Far be it for me to correct a Professor Of Law, but it’s sheaf or sheaves…

Bringing in the sheaves
Bringing in the sheaves
We shall come rejoicing
Bringing in the sheaves

Our country is truly sliding towards full-blown fascism, Nazi style.

There were slaves in Massachusetts??? I thought only Southerners owned slaves!

Correct me if I’m wrong, but if they remove the sheaves of wheat from the shield, all that would be left is ‘VERITAS’?

Truth? Yeah, right.

Char Char Binks | March 14, 2016 at 6:51 pm

Taking out the sheaves.

“Sheaves;” singular: sheaf.

Well, removing the sheaves from the shield makes the shield now a null set.

Harvard had removed the “Veritas” part years ago.

Well wait a minute, what about the bread in the lunch room? Isn’t that usually wheat too? What does this say about our cuisine? (Not to mention the war-like shield)

My law school ring has a book, scales, and the statement “Justia et Veritas Praevaleant”.

It’s corny and bold, just the way I like it.

Well, they are consistent anyway. This is exactly what campus progressives (i.e. Harvard Law) think about the Constitution too (needs to be removed due to ties to slave owning families).

Bring on Year Zero!

“The idea behind Year Zero is that all culture and traditions within a society must be completely destroyed or discarded and a new revolutionary culture must replace it, starting from scratch. All history of a nation or people before Year Zero is deemed largely irrelevant, as it will ideally be purged and replaced from the ground up.”

    Oh, wait:

    “In Cambodia, so-called New People – teachers, artists, and intellectuals – were especially singled out and executed during the purges accompanying Year Zero.”

    Though some might argue that that’s a feature, not a bug.

I hear they now are demanding that Yale be shut down and plowed into the earth. It seems that in 1874 a person who donated $27 to Yale was friends with another man who knew of a person who had a great grandfather who worked as a deck hand on a ship that once sailed alongside a ship that once carried slaves. Oh the horror! (Sarcasm alert)

Why not? For all intents and purposes, they have already removed the word “Veritas.”
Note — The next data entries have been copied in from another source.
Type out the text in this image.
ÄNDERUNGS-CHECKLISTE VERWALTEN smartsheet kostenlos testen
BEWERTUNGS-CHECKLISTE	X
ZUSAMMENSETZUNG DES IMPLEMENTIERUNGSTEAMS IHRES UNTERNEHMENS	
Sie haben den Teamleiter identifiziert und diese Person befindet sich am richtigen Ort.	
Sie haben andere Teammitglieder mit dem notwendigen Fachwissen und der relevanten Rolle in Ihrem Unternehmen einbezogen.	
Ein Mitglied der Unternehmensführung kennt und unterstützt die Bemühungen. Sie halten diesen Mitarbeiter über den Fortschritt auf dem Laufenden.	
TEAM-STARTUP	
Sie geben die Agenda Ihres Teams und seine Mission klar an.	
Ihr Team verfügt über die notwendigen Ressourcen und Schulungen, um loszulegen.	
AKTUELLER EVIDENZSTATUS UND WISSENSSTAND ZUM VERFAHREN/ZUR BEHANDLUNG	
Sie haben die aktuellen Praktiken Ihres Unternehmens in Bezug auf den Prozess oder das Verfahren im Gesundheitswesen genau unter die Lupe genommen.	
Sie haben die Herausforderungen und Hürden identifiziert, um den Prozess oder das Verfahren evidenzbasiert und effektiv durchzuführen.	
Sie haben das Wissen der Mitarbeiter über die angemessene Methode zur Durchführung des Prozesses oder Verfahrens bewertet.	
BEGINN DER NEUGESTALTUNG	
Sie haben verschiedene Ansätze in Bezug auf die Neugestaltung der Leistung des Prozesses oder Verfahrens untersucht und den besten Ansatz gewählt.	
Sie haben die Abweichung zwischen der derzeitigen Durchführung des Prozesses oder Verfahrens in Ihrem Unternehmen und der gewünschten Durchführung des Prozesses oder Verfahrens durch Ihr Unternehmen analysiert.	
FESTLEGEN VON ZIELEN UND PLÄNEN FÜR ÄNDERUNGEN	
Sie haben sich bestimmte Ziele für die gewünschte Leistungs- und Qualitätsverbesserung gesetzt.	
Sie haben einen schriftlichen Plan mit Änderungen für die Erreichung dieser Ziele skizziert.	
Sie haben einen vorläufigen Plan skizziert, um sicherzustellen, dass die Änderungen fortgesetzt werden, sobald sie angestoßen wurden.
More work to be done. George Washington, the slave owner, his coat of arms is recalled in the red and white stripes of the American flag. I propose that the new American flag be a bleeding snowflake on a field of gray.

    Massinsanity in reply to LTMG. | March 15, 2016 at 3:33 pm

    I am generally inclined to mock this type of PC activity on campus but since the opinions set forth here look to be 100% in lock-step let me offer a different view. Given that the Royall family were not only slave holders but it appears from the limited history I have read also slave traders and further given that the crest was only added in 1936 and does not date to the original donation in 1781 that helped create what became HLS I think the decision to change the seal is a reasonable one. I look at it as acknowledging and correcting a mistake… granted that mistake was made 80 years ago but it was a mistake nonetheless.

    Of course, the downside of this is that it will only embolden thoroughly misguided students like the young woman in the photo to pursue increasingly more irrational changes but that doesn’t change my opinion that this was a good decision.

Orwellington | March 15, 2016 at 2:53 pm

Just finished singing ” … we shall come rejoicing, bringing in the sheaves.”

Does no one at Harvard have any spine anymore?

How does changing the crest change the actual history? The fact is that Harvard Law School was founded from donations given by the Royall family. If they truly wanted to make a statement, they would return that original contribution, as well as any and all other contributions from any family associated in any way with slavery, along with compound interest.

I see it as akin to accepting contributions from current day KKK members. If they would not accept such donations today, why on earth would they not return similarly sourced contributions from the past?